The Arup S-2 was the first commercial development of Cloyd Snyder's Arup S-1 low aspect ratio wing aircraft.

==Design==
The Arup S-2 featured a straight leading edge wing with a trailing edge that tapered to the rear of the aircraft giving it a guitar pick shape when viewed from above. An M6 airfoil was chosen over its predecessor's sharp edged, modified Clark-Y airfoil. The large trailing edge control surfaces were mixed for pitch and roll control, but were assisted by small, movable, semi-circular wingtips that could provide additional roll control. Conventional landing gear was used, faired with wheel pants. The access to the cockpit was from a belly mounted hatch. Visibility was enhanced with celluloid panels on the aircraft's belly.

==Operational history==
The prototype S-2 was test flown by Glen Doolittle. The STOL aircraft could fly at up to 35 degrees angle of attack without stalling. The aircraft was demonstrated across the country at events like the Indianapolis 500 and the 1933 National Air Races. Later it was demonstrated to the Army, NACA and CAA in Washington. D.C. Raoul Hoffman left Arup after the development of the S-2 to create his own design, the Hoffman Flying Wing. Engineer Charles H. Zimmerman viewed the S-2 trials in Washington and later applied the principles to the Vought XF5U program.

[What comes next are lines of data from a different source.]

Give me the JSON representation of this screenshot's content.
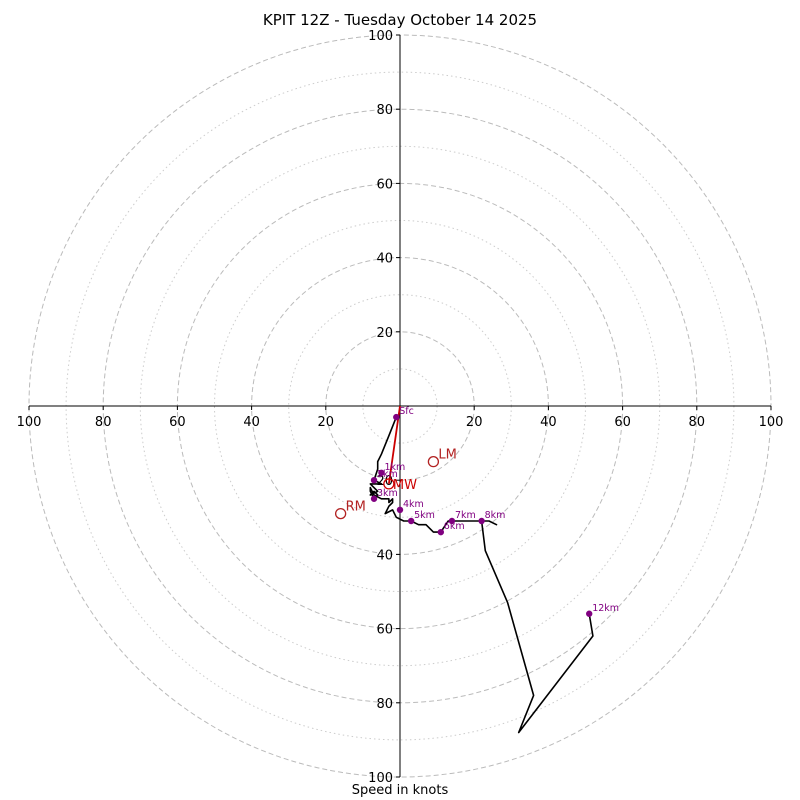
{
  "chart_data": {
    "type": "hodograph",
    "title": "KPIT 12Z - Tuesday October 14 2025",
    "xlabel": "Speed in knots",
    "units": "knots",
    "range": [
      -100,
      100
    ],
    "ring_major": [
      20,
      40,
      60,
      80,
      100
    ],
    "ring_minor": [
      10,
      30,
      50,
      70,
      90
    ],
    "tick_values": [
      20,
      40,
      60,
      80,
      100
    ],
    "colors": {
      "ring": "#bbbbbb",
      "trace": "#000000",
      "markers": "#800080",
      "mean_wind": "#cc0000",
      "storm_motion": "#b22222"
    },
    "wind_profile": [
      [
        -1,
        -3
      ],
      [
        -3,
        -8
      ],
      [
        -5,
        -13
      ],
      [
        -6,
        -15
      ],
      [
        -6,
        -17
      ],
      [
        -7,
        -20
      ],
      [
        -5,
        -21
      ],
      [
        -8,
        -21
      ],
      [
        -6,
        -23
      ],
      [
        -8,
        -24
      ],
      [
        -7,
        -23
      ],
      [
        -6,
        -24
      ],
      [
        -7,
        -25
      ],
      [
        -8,
        -23
      ],
      [
        -8,
        -22
      ],
      [
        -7,
        -24
      ],
      [
        -5,
        -25
      ],
      [
        -4,
        -25
      ],
      [
        -3,
        -25
      ],
      [
        -3,
        -26
      ],
      [
        -2,
        -25
      ],
      [
        -2,
        -26
      ],
      [
        -3,
        -27
      ],
      [
        -4,
        -29
      ],
      [
        -2,
        -28
      ],
      [
        -1,
        -30
      ],
      [
        1,
        -31
      ],
      [
        3,
        -31
      ],
      [
        5,
        -32
      ],
      [
        7,
        -32
      ],
      [
        9,
        -34
      ],
      [
        11,
        -34
      ],
      [
        13,
        -31
      ],
      [
        15,
        -31
      ],
      [
        18,
        -31
      ],
      [
        22,
        -31
      ],
      [
        24,
        -31
      ],
      [
        26,
        -32
      ],
      [
        24,
        -31
      ],
      [
        22,
        -31
      ],
      [
        23,
        -39
      ],
      [
        29,
        -53
      ],
      [
        36,
        -78
      ],
      [
        32,
        -88
      ],
      [
        52,
        -62
      ],
      [
        51,
        -56
      ]
    ],
    "height_markers": [
      {
        "label": "Sfc",
        "u": -1,
        "v": -3
      },
      {
        "label": "1km",
        "u": -5,
        "v": -18
      },
      {
        "label": "2km",
        "u": -7,
        "v": -20
      },
      {
        "label": "3km",
        "u": -7,
        "v": -25
      },
      {
        "label": "4km",
        "u": 0,
        "v": -28
      },
      {
        "label": "5km",
        "u": 3,
        "v": -31
      },
      {
        "label": "6km",
        "u": 11,
        "v": -34
      },
      {
        "label": "7km",
        "u": 14,
        "v": -31
      },
      {
        "label": "8km",
        "u": 22,
        "v": -31
      },
      {
        "label": "12km",
        "u": 51,
        "v": -56
      }
    ],
    "mean_wind": {
      "label": "MW",
      "u": -3,
      "v": -21
    },
    "mean_wind_shear_vector": [
      [
        0,
        0
      ],
      [
        -3,
        -21
      ]
    ],
    "storm_motion": [
      {
        "label": "LM",
        "u": 9,
        "v": -15
      },
      {
        "label": "RM",
        "u": -16,
        "v": -29
      }
    ]
  }
}
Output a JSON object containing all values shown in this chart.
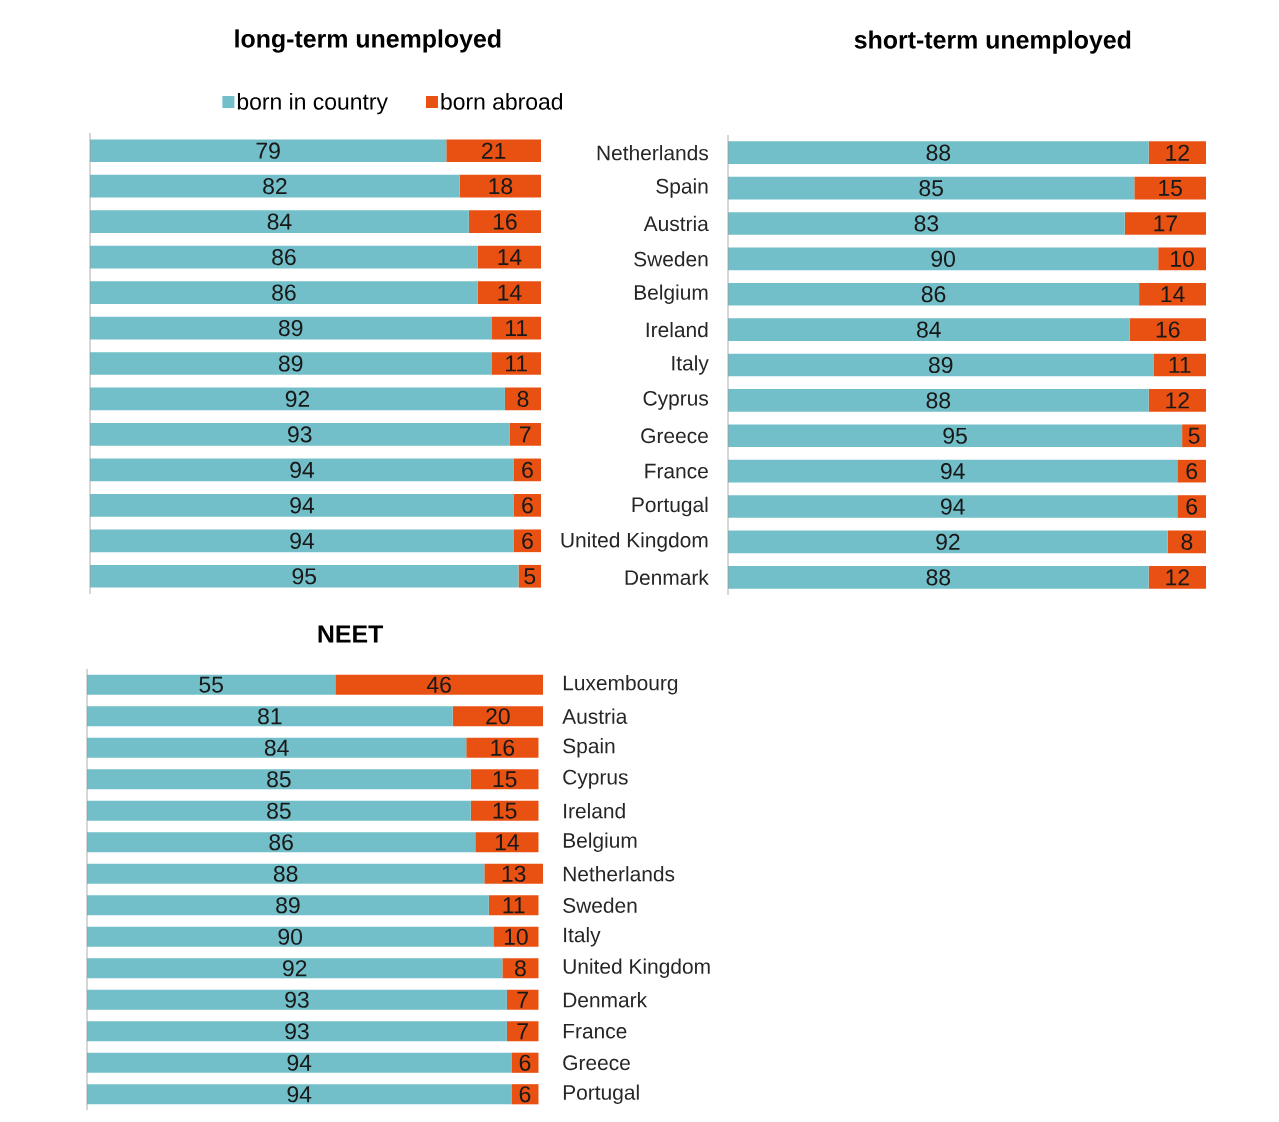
{
  "chart_data": [
    {
      "type": "bar",
      "orientation": "horizontal",
      "stacked": true,
      "title": "long-term unemployed",
      "legend": "top",
      "data_labels": true,
      "categories": [
        null,
        null,
        null,
        null,
        null,
        null,
        null,
        null,
        null,
        null,
        null,
        null,
        null
      ],
      "series": [
        {
          "name": "born in country",
          "color": "#72bfc9",
          "values": [
            79,
            82,
            84,
            86,
            86,
            89,
            89,
            92,
            93,
            94,
            94,
            94,
            95
          ]
        },
        {
          "name": "born abroad",
          "color": "#e85112",
          "values": [
            21,
            18,
            16,
            14,
            14,
            11,
            11,
            8,
            7,
            6,
            6,
            6,
            5
          ]
        }
      ]
    },
    {
      "type": "bar",
      "orientation": "horizontal",
      "stacked": true,
      "title": "short-term unemployed",
      "data_labels": true,
      "categories": [
        "Netherlands",
        "Spain",
        "Austria",
        "Sweden",
        "Belgium",
        "Ireland",
        "Italy",
        "Cyprus",
        "Greece",
        "France",
        "Portugal",
        "United Kingdom",
        "Denmark"
      ],
      "series": [
        {
          "color": "#72bfc9",
          "values": [
            88,
            85,
            83,
            90,
            86,
            84,
            89,
            88,
            95,
            94,
            94,
            92,
            88
          ]
        },
        {
          "color": "#e85112",
          "values": [
            12,
            15,
            17,
            10,
            14,
            16,
            11,
            12,
            5,
            6,
            6,
            8,
            12
          ]
        }
      ]
    },
    {
      "type": "bar",
      "orientation": "horizontal",
      "stacked": true,
      "title": "NEET",
      "data_labels": true,
      "categories": [
        "Luxembourg",
        "Austria",
        "Spain",
        "Cyprus",
        "Ireland",
        "Belgium",
        "Netherlands",
        "Sweden",
        "Italy",
        "United Kingdom",
        "Denmark",
        "France",
        "Greece",
        "Portugal"
      ],
      "series": [
        {
          "color": "#72bfc9",
          "values": [
            55,
            81,
            84,
            85,
            85,
            86,
            88,
            89,
            90,
            92,
            93,
            93,
            94,
            94
          ]
        },
        {
          "color": "#e85112",
          "values": [
            46,
            20,
            16,
            15,
            15,
            14,
            13,
            11,
            10,
            8,
            7,
            7,
            6,
            6
          ]
        }
      ]
    }
  ]
}
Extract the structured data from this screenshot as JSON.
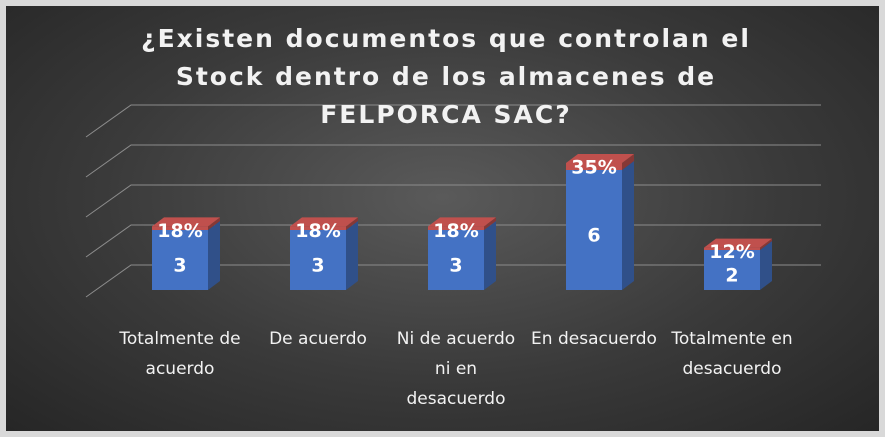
{
  "chart_data": {
    "type": "bar3d",
    "title": "¿Existen documentos que controlan el Stock dentro de los almacenes de FELPORCA SAC?",
    "categories": [
      "Totalmente de acuerdo",
      "De acuerdo",
      "Ni de acuerdo ni en desacuerdo",
      "En desacuerdo",
      "Totalmente en desacuerdo"
    ],
    "series": [
      {
        "color": "#4472c4",
        "values": [
          3,
          3,
          3,
          6,
          2
        ]
      },
      {
        "color": "#c0504d",
        "values": [
          0.18,
          0.18,
          0.18,
          0.35,
          0.12
        ],
        "value_labels": [
          "18%",
          "18%",
          "18%",
          "35%",
          "12%"
        ]
      }
    ],
    "ylim": [
      0,
      8
    ],
    "yticks": [
      0,
      2,
      4,
      6,
      8
    ],
    "grid": true
  }
}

The S-2 was sold without an engine to a stuntman, F.F. Bowser Frakes, who performed air crashes at fairs. A Szekely radial engine removed from an American Eagle Eaglet was installed on the S-2, but did not perform well. A propeller was acquired from Milt Hatfield, who sourced the landing gear for the first S-1. Hatfield demonstrated how to fly the aircraft and it was eventually crashed in a show.

==Surviving aircraft==
An example is in the possession of the Mid-Atlantic Air Museum in Reading, Pennsylvania.

==Reproductions==
The Old Rhinebeck Aerodrome's veteran airshow pilot Kenwood Cassens has recently (11/01/2025) completed building a full-scale airworthy reproduction of the S-2, powered by a Continental A-40 boxer-four air-cooled engine.